By the Grace of G‑d
13th of Shevat, 5740
January 31, 1980
Brooklyn, N.Y.

President Jimmy Carter
The White House

Greeting and Blessing:

I appreciate very much your gracious and thoughtful felicitations, conveyed in your letter of January 28, 1980. Your warm sentiments are most encouraging to me and to the movement which I have been privileged to head these past thirty years.

Ever since our two-centuries-young Chabad-Lubavitch movement made its headquarters in this blessed country forty years ago, then under the leadership of my illustrious predecessor of saintly memory, it has found a most fertile soil for its dedicated services in the cause of religious, educational and cultural advancement in many states of the Union from coast to coast. And may I add that your personal commitment to the ideals of morality and justice, human rights, and the upgrading of education has greatly enhanced the conducive and stimulating climate for all positive forces working for a better human society, not only in this country but also abroad, wherever American influence and practical aid make their impact.

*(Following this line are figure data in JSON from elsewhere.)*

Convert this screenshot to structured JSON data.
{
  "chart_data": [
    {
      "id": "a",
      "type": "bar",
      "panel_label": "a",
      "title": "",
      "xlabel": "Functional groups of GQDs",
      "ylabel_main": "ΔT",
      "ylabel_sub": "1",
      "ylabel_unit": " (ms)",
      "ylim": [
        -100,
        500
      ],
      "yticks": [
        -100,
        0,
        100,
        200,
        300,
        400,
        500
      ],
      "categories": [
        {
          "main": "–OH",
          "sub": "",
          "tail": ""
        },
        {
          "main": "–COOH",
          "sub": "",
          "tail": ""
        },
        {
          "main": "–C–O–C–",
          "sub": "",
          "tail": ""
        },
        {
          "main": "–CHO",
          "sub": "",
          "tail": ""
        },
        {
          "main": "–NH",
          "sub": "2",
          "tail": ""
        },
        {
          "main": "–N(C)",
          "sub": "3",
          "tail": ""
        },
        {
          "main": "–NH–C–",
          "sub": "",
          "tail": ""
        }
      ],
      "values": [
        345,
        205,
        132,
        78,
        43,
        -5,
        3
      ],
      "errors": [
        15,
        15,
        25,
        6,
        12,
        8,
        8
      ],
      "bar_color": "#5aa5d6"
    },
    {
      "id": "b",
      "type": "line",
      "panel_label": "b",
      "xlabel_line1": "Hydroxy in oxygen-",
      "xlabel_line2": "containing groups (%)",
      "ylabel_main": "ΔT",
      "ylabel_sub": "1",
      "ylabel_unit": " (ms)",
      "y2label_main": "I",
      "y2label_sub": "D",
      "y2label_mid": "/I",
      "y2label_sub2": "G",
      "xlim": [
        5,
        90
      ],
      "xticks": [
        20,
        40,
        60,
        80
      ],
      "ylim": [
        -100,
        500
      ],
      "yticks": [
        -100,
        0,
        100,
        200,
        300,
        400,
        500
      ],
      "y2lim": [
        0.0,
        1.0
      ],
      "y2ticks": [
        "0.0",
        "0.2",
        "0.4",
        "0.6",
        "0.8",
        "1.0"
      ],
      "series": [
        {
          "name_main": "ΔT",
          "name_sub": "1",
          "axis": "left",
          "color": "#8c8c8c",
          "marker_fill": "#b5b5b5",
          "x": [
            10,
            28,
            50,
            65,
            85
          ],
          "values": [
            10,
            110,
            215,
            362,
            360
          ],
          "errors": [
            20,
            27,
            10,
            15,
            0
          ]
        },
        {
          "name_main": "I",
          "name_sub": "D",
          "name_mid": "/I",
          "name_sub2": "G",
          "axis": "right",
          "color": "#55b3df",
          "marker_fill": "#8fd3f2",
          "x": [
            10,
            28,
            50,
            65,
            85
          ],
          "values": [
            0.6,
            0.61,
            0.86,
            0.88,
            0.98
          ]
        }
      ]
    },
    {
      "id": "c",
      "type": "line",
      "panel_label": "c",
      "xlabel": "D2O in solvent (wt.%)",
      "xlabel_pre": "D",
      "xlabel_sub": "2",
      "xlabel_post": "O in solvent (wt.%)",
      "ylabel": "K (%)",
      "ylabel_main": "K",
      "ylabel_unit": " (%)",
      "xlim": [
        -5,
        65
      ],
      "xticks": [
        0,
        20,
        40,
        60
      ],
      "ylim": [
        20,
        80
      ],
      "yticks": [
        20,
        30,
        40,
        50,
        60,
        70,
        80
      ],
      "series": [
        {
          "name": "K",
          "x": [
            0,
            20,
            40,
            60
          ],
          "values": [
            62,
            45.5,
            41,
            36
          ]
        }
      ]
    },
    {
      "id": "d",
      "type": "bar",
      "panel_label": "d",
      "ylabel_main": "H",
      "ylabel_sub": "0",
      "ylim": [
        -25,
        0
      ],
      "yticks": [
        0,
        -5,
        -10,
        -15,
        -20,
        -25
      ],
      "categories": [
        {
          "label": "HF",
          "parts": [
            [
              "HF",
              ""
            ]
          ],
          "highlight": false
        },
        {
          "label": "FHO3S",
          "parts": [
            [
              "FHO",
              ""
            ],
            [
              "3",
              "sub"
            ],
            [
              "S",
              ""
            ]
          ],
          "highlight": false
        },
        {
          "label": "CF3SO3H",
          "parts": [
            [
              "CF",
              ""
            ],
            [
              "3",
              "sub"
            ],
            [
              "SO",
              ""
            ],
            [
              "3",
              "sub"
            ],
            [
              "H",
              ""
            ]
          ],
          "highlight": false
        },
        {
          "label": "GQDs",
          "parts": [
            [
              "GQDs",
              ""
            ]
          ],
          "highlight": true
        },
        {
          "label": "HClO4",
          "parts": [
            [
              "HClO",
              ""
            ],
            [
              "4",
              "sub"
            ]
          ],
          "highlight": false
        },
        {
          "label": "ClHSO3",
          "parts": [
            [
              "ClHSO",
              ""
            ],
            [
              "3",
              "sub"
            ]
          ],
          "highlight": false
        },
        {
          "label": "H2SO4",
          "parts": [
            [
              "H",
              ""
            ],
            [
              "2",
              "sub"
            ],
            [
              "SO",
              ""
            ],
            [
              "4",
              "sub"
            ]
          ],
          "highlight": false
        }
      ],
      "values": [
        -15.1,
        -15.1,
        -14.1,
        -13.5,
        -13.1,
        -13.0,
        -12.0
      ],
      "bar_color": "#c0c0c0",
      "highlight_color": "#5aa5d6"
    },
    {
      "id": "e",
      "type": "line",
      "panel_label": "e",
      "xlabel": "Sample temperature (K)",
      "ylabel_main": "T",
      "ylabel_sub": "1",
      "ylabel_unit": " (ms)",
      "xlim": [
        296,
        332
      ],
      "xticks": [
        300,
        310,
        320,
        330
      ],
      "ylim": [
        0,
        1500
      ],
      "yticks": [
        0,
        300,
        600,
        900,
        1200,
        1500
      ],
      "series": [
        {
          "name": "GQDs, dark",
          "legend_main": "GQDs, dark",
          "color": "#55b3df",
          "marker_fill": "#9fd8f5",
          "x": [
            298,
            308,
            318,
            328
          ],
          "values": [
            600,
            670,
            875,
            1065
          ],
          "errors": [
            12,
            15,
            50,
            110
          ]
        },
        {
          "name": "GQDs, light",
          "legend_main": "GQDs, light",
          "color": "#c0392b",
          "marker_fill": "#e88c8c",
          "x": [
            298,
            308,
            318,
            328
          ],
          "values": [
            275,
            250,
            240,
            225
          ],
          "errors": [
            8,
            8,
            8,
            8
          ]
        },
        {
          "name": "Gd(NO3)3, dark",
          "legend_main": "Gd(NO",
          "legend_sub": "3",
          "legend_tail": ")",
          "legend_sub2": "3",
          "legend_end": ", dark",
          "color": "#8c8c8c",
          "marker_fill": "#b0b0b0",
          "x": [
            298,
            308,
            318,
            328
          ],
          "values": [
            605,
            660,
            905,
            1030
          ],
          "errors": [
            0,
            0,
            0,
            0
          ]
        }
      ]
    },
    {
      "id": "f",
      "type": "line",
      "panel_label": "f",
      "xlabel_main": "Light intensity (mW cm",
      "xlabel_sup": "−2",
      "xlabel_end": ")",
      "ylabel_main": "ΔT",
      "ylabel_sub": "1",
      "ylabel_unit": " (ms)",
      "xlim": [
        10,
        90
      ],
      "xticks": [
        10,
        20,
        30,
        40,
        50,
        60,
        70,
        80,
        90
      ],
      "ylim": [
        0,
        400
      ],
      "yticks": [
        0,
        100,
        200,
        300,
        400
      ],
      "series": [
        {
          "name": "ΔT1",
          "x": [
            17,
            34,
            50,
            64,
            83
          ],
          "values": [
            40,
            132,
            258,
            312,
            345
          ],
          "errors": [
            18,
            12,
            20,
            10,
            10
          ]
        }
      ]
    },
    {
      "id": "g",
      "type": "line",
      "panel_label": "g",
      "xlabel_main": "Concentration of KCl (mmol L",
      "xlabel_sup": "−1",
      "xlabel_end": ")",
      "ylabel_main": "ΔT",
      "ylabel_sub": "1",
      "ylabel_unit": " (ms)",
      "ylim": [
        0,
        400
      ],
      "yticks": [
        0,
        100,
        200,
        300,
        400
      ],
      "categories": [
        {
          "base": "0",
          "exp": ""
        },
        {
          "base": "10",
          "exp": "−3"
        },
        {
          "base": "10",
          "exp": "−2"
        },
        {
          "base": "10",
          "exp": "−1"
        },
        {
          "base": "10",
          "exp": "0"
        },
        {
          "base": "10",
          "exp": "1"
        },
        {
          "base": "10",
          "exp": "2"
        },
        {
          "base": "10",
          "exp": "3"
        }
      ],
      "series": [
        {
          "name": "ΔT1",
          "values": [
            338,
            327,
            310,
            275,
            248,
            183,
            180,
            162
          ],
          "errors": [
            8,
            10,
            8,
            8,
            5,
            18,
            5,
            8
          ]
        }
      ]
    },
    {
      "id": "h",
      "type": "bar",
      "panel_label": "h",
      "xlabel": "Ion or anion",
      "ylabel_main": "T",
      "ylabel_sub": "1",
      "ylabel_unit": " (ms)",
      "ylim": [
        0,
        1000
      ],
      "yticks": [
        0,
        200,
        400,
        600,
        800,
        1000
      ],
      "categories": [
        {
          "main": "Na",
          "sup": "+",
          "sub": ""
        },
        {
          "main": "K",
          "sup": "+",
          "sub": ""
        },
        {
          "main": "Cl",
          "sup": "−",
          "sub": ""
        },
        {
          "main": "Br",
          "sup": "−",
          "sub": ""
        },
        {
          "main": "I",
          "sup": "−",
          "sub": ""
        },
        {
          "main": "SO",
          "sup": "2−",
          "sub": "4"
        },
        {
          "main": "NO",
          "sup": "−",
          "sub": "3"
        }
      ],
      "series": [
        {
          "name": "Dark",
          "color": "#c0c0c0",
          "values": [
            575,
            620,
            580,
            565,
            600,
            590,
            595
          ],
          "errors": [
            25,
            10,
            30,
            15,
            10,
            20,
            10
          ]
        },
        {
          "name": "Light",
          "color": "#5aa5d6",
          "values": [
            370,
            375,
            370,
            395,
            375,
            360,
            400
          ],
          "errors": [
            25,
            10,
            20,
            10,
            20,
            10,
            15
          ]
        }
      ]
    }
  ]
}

I heartily reciprocate your good wishes, and hope and pray that the Eternal continue to bestow His blessings on you and your family, and grant you health and vigor to meet the challenges and opportunities of your exalted office for the true benefit of all dwellers in this great country, as well as for the benefit of humanity at large, in the fullest measure both materially and spiritually.

I also take this opportunity of expressing to you my genuine gratification at your personal participation in the ceremony of lighting the Chanukah Candelabra in front of the White House. The symbol of light is universal for all people on earth, Jews and non-Jews. The intrinsic power of light, in that even a small light dispels a lot of darkness, is surely a source of inspiration to all men of good will with its eternal message of the eventual triumph of all that is good and bright in human life.